Luiz Fernando Veríssimo*
A realeza é paga para ser o teatro do poder
Os ingleses
fizeram a primeira revolução republicana da História, mas, sabiamente,
voltaram atrás e mantiveram a monarquia, intuindo que um poder não pode
governar e dar espetáculo ao mesmo tempo. Na Inglaterra, o parlamento
governa e a monarquia dá o espetáculo. A sabedoria da decisão se
confirmou na era dos tabloides, para a qual o parlamento tem dado sua
cota de escândalos e assunto, mas nada parecidos com os fornecidos pela
família real. Pois o que são os rituais cotidianos e pecados venais de
plebeus comparados com a pompa e as indiscrições de príncipes e
princesas? A realeza é paga para ser o teatro do poder, uma
representação do Estado como drama familiar, como sitcom, para inspirar,
divertir ou indignar os súditos. Ou enternecê-los com cada novo bebê da
Kate. Enquanto isso, os parlamentares governam.
No
Brasil, ao contrário, somos anti-ingleses. Aqui o rei e sua família dão a
sua cota de escândalo e assunto, mas o parlamento e o judiciário é que
têm dado o espetáculo. Nos revelam a sua intimidade, os seus conflitos
de lealdades e escrúpulos, os seus podres, as suas culpas e expiações - e
seus pseudopríncipes, pseudoprincesas e maus atores - e concentram o
interesse da imprensa e do público. O rei reteve alguns privilégios da
monarquia absoluta, anteriores a todas as revoluções, mas os escândalos
do palácio não se comparam aos escândalos do parlamento e das cortes.

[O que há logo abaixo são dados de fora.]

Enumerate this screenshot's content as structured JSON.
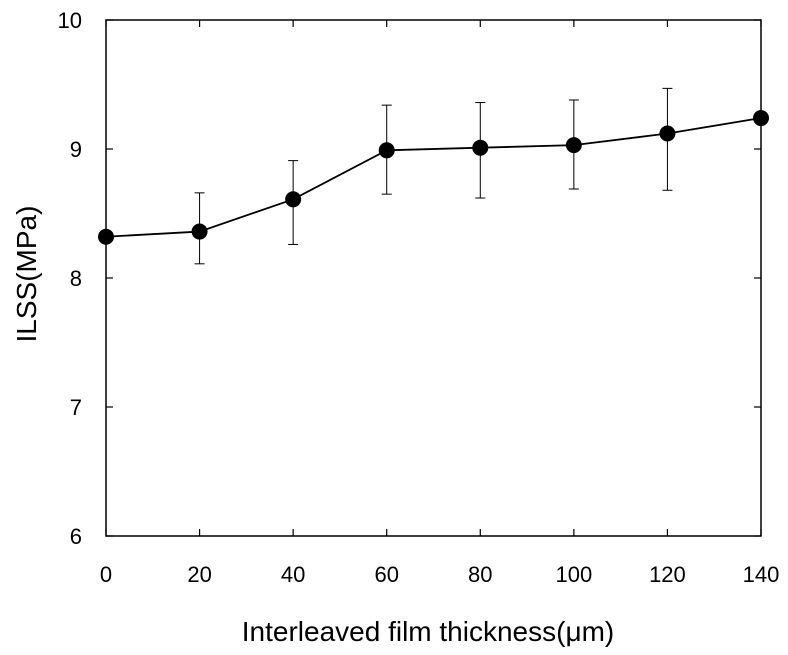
{
  "chart_data": {
    "type": "line",
    "title": "",
    "xlabel": "Interleaved  film thickness(μm)",
    "ylabel": "ILSS(MPa)",
    "xlim": [
      0,
      140
    ],
    "ylim": [
      6,
      10
    ],
    "x_ticks": [
      0,
      20,
      40,
      60,
      80,
      100,
      120,
      140
    ],
    "y_ticks": [
      6,
      7,
      8,
      9,
      10
    ],
    "grid": false,
    "legend": "none",
    "series": [
      {
        "x": [
          0,
          20,
          40,
          60,
          80,
          100,
          120,
          140
        ],
        "y": [
          8.32,
          8.36,
          8.61,
          8.99,
          9.01,
          9.03,
          9.12,
          9.24
        ],
        "err_low": [
          8.32,
          8.11,
          8.26,
          8.65,
          8.62,
          8.69,
          8.68,
          9.24
        ],
        "err_high": [
          8.32,
          8.66,
          8.91,
          9.34,
          9.36,
          9.38,
          9.47,
          9.24
        ],
        "color": "#000000"
      }
    ]
  }
}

Com todos os seus problemas, caminhando rapidamente para a irrelevância,
Temer não chega nem a ser uma figura trágica. O espetáculo que ele dá é
de uma vítima patética das circunstâncias que ele mesmo ajudou a criar,
com o golpe na Dilma.
Já se disse que o Brasil está várias revoluções atrasado. Se nem o fim
do feudalismo foi providenciado ainda, não se pode pensar em implantar o
sistema inglês aqui - como naquele anúncio que oferecia mudas de
árvores milenares - nem tentar acertar o funcionamento dessa nossa
monarquia parlamentar ao avesso para poupar nossos parlamentares da
desmoralização total. Na própria Inglaterra, já tem muita gente achando
que a monarquia é um anacronismo condenado, cujo custo não compensa o
teatro. Vão acabar dizendo o mesmo do Congresso brasileiro.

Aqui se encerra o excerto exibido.